The Gold Foil Experiment and The 250-Million-Ton Pea: The Composition of the Atom
February 23, 2013 Leave a comment
This Atom Is Not To Scale
In a recent post about isotopic abundance, I used a prototypical image of a lithium atom to illustrate the basic structure of an atom. However, the image was deliberately not drawn to scale to make the protons, neutrons, and electrons visible. Let’s look at the basic composition of the atom to see why, and we owe this understanding to Ernest Rutherford. First, let’s give some historical background about what motivated Rutherford to conduct this experiment; we first turn to the Plum Pudding Model by J.J. Thomson.
The Plum Pudding Model
Before 1911, the dominant theory of atomic composition was J.J. Thomson‘s “plum pudding” model. Thomson hypothesized that an atom consisted of electrons as negatively charged particles (the “plums”) “floating” in a “pudding” of positive charge.
Plum Pudding Model of the Atom
Source: Wikimedia Commons
The Gold Foil Experiment
In 1909, Ernest Rutherford, Hans Geiger and Ernest Marsden began an experiment to test the plum pudding model. They bombarded a thin gold foil with alpha particles, which are positive charged and sufficiently energetic to pass through the uniformly distributed “pudding” of positive charge in the atom. A zinc sulfide screen was swivelled around the foil to capture the positions of the alpha particles after hitting the gold foil. According to the plum pudding model, the mass and the positive charge of the “pudding” should be widely distributed throughout the volume of the atom. Thus, they expected the large and densely positive alpha particles to easily pass through the pudding of positive charge in the gold foil with minor deflections, if at all. (The electrons are too small to alter the path of the alpha particles – recall that a proton is almost 2,000 times heavier than an electron, and an alpha particle has 2 protons.)
The Surprising Result
Most of the alpha particles passed through the gold foil with no or minor deflections. To their surprise, however, some of the alpha particles bounced backward. Rutherford said that it was “as if you fired a 15-inch shell at a piece of tissue paper and it came back and hit you”.
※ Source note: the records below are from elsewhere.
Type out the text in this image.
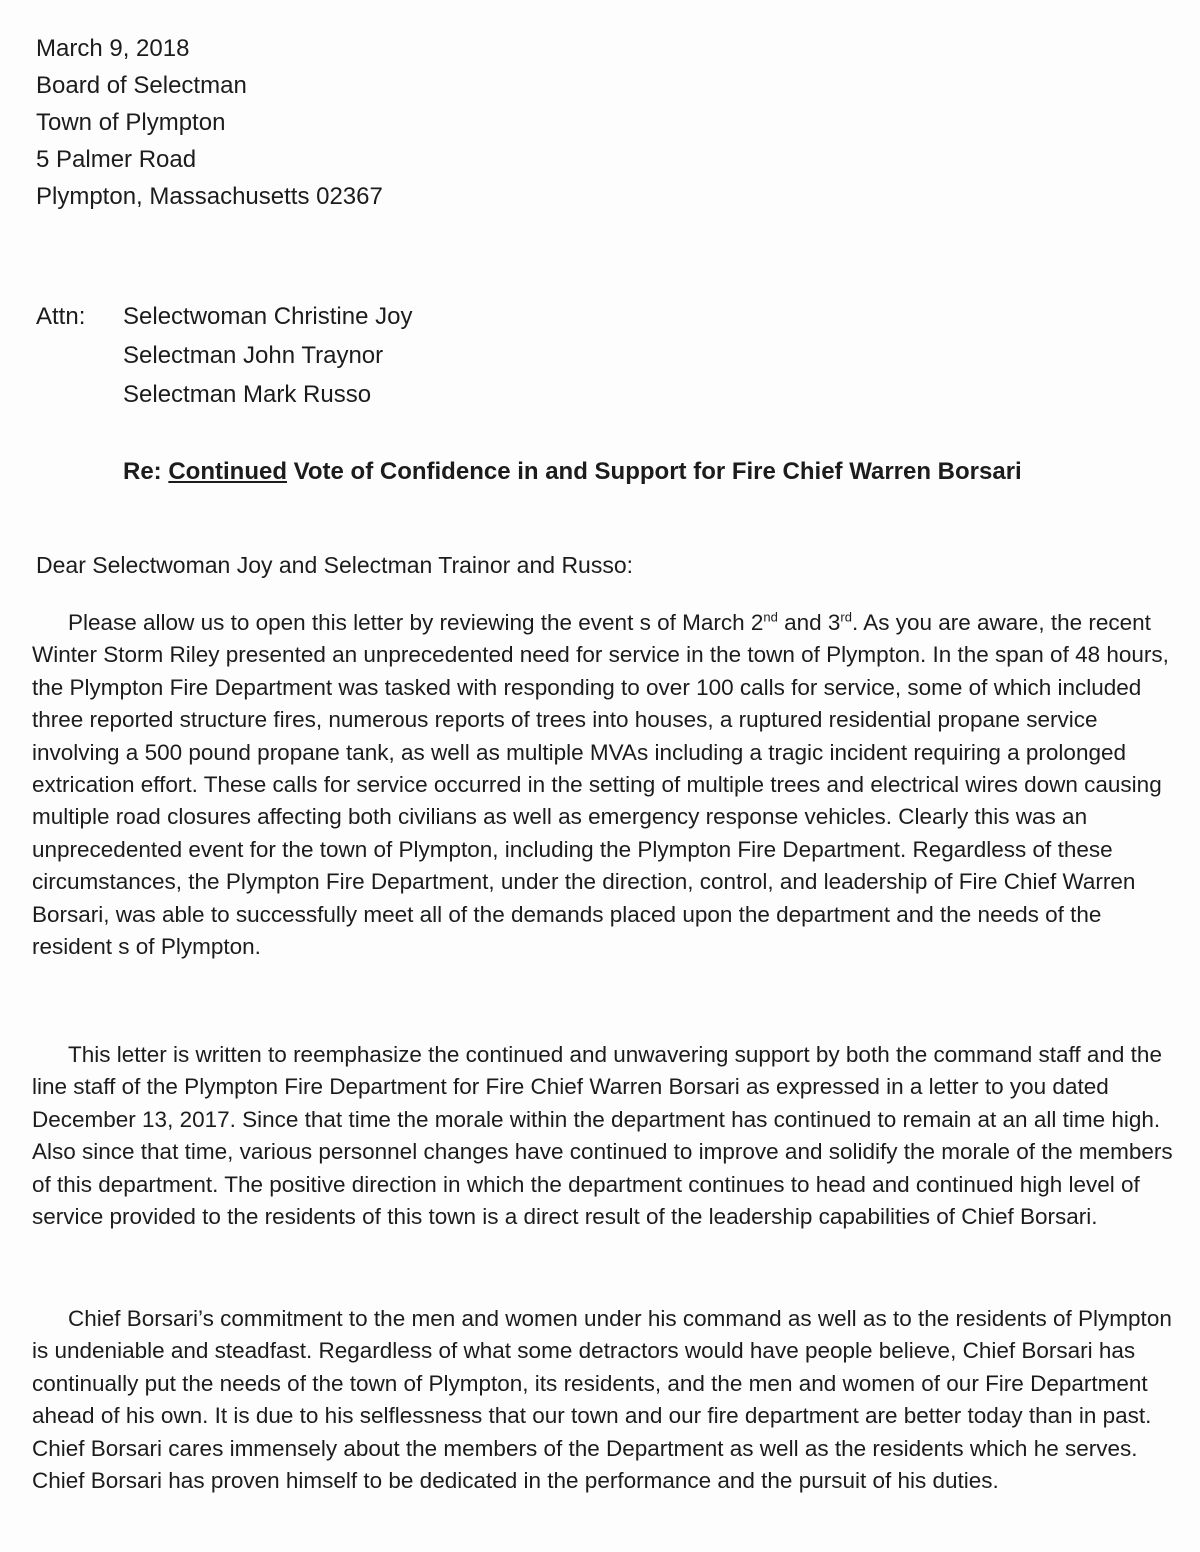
March 9, 2018
Board of Selectman
Town of Plympton
5 Palmer Road
Plympton, Massachusetts 02367
Attn: Selectwoman Christine Joy
Selectman John Traynor
Selectman Mark Russo
Re: Continued Vote of Confidence in and Support for Fire Chief Warren Borsari
Dear Selectwoman Joy and Selectman Trainor and Russo:

Please allow us to open this letter by reviewing the event s of March 2nd and 3rd. As you are aware, the recent Winter Storm Riley presented an unprecedented need for service in the town of Plympton. In the span of 48 hours, the Plympton Fire Department was tasked with responding to over 100 calls for service, some of which included three reported structure fires, numerous reports of trees into houses, a ruptured residential propane service involving a 500 pound propane tank, as well as multiple MVAs including a tragic incident requiring a prolonged extrication effort. These calls for service occurred in the setting of multiple trees and electrical wires down causing multiple road closures affecting both civilians as well as emergency response vehicles. Clearly this was an unprecedented event for the town of Plympton, including the Plympton Fire Department. Regardless of these circumstances, the Plympton Fire Department, under the direction, control, and leadership of Fire Chief Warren Borsari, was able to successfully meet all of the demands placed upon the department and the needs of the resident s of Plympton.

This letter is written to reemphasize the continued and unwavering support by both the command staff and the line staff of the Plympton Fire Department for Fire Chief Warren Borsari as expressed in a letter to you dated December 13, 2017. Since that time the morale within the department has continued to remain at an all time high. Also since that time, various personnel changes have continued to improve and solidify the morale of the members of this department. The positive direction in which the department continues to head and continued high level of service provided to the residents of this town is a direct result of the leadership capabilities of Chief Borsari.

Chief Borsari’s commitment to the men and women under his command as well as to the residents of Plympton is undeniable and steadfast. Regardless of what some detractors would have people believe, Chief Borsari has continually put the needs of the town of Plympton, its residents, and the men and women of our Fire Department ahead of his own. It is due to his selflessness that our town and our fire department are better today than in past. Chief Borsari cares immensely about the members of the Department as well as the residents which he serves. Chief Borsari has proven himself to be dedicated in the performance and the pursuit of his duties.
Expected and Actual Results of the Gold Foil Experiment
Source: Wikimedia Commons
Rutherford’s New Model of the Atom
Since the large and highly energetic alpha particles could only have been repelled by similarly positive and large particles, and since there were so few of these rebounds, Rutherford concluded that the alpha particles must have hit small but dense masses of positively charged particles. This led Rutherford to propose a new model of the atom, in which most of the mass of the positive charge is concentrated in the middle in the nucleus, and electrons fill a large volume of space – much larger than the nucleus itself – around the it.
Proper Scaling of the Atom
An atom consists of mostly space. It contains a highly dense mass – the nucleus – at the centre, and electrons filling a very large volume of empty space around it. Thus, all images of atoms that you see in chemistry text books are falsely scaled so that the nucleus is much larger than it should be and the electrons are much smaller and closer to the nucleus than they should be – it’s the only way for them to be visible. To get an intuitive understanding of the true dimensions of the subatomic particles, let’s scale the atom to the size of a football stadium. In that case, the nucleus would have the size of a pea, but it would have a mass of 250 million tons!
I have learned about and seen the gold foil experiment in numerous books, and it is a very well known experiment, so you will have no problem finding resources to learn more about it if you wish. Despite its place in mere high school and introductory chemistry courses, this is one of the most profound experiments in the history of physics and chemistry, and it’s a nice example of how experimentation is at the heart of the scientific method.
In case you’re curious, I read “Chemistry” by Olmsted and Williams (3rd edition) to brush up on the details. If you want to replicate the calculations of the density of a nucleus, eHow has a nice example.